Alan Emtage: I would like to thank the Internet Society. I am hon­ored and hum­bled by this hon­or. I am told by the sec­re­tari­at that I am the first Barbadian and the first per­son from the Caribbean to be an inductee into the Hall of Fame, so I’m proud of that. As I look across the assem­bled crowd here tonight it’s grat­i­fy­ing to see how diverse this is par­tic­u­lar­ly, and how that has changed over the last thir­ty years. 

There are a cou­ple of things I’d just like to say. The Internet nowa­days peo­ple think of as being this incred­i­bly com­pet­i­tive and com­mer­cial mar­ket. For those of us who worked on it thir­ty years ago, and for whom com­mer­cial activ­i­ty was actu­al­ly for­bid­den, this is quite a change. And while the spir­it of altru­ism still con­tin­ues to exist on the Internet (much of the Internet works on open source soft­ware which is con­tributed freely by pro­gram­mers and engi­neers across the world), that spir­it of altru­ism start­ed very ear­ly on. And it is… Well, with­out blow­ing my own horn, the Internet as we know it today would­n’t exist were it not for the fact that a lot of the orga­ni­za­tions and indi­vid­u­als who worked on it back then freely allowed the fruit of their work to be dis­trib­uted for free. 

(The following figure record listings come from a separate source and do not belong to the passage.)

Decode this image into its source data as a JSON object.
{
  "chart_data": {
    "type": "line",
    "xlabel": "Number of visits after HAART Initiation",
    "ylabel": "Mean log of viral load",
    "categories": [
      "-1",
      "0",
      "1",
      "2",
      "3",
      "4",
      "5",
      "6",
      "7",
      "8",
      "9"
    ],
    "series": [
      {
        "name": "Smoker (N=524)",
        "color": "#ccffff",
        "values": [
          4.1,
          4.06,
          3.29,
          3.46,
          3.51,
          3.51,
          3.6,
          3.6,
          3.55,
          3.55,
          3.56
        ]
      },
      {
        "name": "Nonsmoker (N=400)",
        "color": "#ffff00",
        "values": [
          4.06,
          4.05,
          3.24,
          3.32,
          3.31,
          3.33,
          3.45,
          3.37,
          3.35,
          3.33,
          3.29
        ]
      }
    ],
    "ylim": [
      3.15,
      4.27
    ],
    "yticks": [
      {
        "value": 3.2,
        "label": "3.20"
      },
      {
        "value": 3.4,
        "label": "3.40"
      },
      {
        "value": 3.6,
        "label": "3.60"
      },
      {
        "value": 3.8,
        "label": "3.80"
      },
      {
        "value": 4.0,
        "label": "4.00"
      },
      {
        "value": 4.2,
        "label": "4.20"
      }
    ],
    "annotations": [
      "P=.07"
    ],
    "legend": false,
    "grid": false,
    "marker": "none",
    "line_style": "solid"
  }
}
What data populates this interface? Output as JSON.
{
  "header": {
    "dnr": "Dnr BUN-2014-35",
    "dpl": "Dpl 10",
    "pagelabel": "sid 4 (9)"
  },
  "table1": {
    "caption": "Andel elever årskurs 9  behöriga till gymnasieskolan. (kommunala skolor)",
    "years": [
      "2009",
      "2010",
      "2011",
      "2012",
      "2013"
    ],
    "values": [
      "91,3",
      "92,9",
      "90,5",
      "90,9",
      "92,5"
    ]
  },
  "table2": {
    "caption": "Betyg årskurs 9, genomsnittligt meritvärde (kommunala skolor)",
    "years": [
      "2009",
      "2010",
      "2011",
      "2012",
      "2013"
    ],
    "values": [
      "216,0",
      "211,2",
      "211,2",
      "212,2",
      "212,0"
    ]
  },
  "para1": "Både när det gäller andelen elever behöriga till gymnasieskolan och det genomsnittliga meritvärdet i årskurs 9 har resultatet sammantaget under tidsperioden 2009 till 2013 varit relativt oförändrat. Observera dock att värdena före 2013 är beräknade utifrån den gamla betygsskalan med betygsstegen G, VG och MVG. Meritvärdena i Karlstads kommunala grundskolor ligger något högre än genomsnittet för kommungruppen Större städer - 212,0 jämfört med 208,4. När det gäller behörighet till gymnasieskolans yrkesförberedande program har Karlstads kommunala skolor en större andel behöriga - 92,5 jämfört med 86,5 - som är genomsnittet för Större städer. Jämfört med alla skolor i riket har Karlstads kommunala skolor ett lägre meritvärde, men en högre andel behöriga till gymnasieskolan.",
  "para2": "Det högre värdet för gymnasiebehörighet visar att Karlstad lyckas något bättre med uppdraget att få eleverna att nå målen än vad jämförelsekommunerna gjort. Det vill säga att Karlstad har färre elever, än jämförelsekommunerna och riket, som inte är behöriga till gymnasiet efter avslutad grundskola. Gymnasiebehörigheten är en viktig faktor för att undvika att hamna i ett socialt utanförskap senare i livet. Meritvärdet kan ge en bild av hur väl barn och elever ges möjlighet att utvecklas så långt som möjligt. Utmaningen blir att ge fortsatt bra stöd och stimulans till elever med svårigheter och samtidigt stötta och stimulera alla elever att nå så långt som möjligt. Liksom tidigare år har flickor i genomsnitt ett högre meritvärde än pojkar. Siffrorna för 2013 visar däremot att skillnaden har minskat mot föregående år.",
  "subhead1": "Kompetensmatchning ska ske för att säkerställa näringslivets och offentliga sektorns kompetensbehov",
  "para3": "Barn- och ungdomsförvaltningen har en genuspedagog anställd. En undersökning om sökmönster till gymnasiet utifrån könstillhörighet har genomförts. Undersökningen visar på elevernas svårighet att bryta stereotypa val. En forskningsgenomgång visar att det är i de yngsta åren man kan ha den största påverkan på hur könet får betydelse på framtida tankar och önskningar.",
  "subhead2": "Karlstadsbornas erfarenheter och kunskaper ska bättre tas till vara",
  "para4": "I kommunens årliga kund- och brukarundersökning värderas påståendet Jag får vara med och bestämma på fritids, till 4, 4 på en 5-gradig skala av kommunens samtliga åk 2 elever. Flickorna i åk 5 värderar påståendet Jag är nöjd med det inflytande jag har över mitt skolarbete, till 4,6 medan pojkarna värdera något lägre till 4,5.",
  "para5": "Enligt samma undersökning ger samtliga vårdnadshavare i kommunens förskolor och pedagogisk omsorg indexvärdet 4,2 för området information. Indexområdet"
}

So, CERN owned the World Wide Web, released that soft­ware into the pub­lic domain. That was Tim Berners-Lee. Brewster Kahle did a sim­i­lar thing at Thinking Machines and WAIS. Mark McCahill and Gopher. And our­selves, we… I’ll read a lit­tle sto­ry here. I had a con­ver­sa­tion with Vint Cerf prob­a­bly thir­ty years ago. And he jok­ing­ly said to me, Why don’t you patent the tech­niques that you’re using in Archie for the search engine?” 

And we thought about it. We thought about it long and hard and we decid­ed that to do so would sort of stran­gle the baby in the crib. That it would restrict the abil­i­ty of peo­ple to use what we had learned and to expand on it. So, the pri­ma­ry ques­tion I get is why am I not a bil­lion­aire. And I’m quite hap­py not to be a bil­lion­aire. That’s fine with me. But it was done in the spir­it of coop­er­a­tion and real­iz­ing that while we were work­ing on some­thing that was big and was going to change the world. I don’t think any­body back then real­ly knew how much it was going to change and how pro­found a change it was going to be. 

Two peo­ple I’d like to men­tion here, and thank for me being here. One is my busi­ness part­ner back then, my boss and busi­ness part­ner was Peter Deutsch, who did a lot of work to bring Archie into the wider world. And some­body else that a lot of the old-timers here will remem­ber and who was instru­men­tal in what we call the user ser­vices lay­er of the Internet when I first got to the IETF back in 1991. It was just—it was a lot of engi­neers and there was­n’t a lot of atten­tion paid to the users. And the per­son would be Joyce Reynolds. Joyce Reynolds, who is unfor­tu­nate­ly no longer with us, worked hand in hand with Jon Postel and real­ly nur­tured the user ser­vices group in the IETF. And she has a huge hand in the Internet that we know and love today. So I real­ly would like to acknowl­edge her. So thank you. I’m most honored.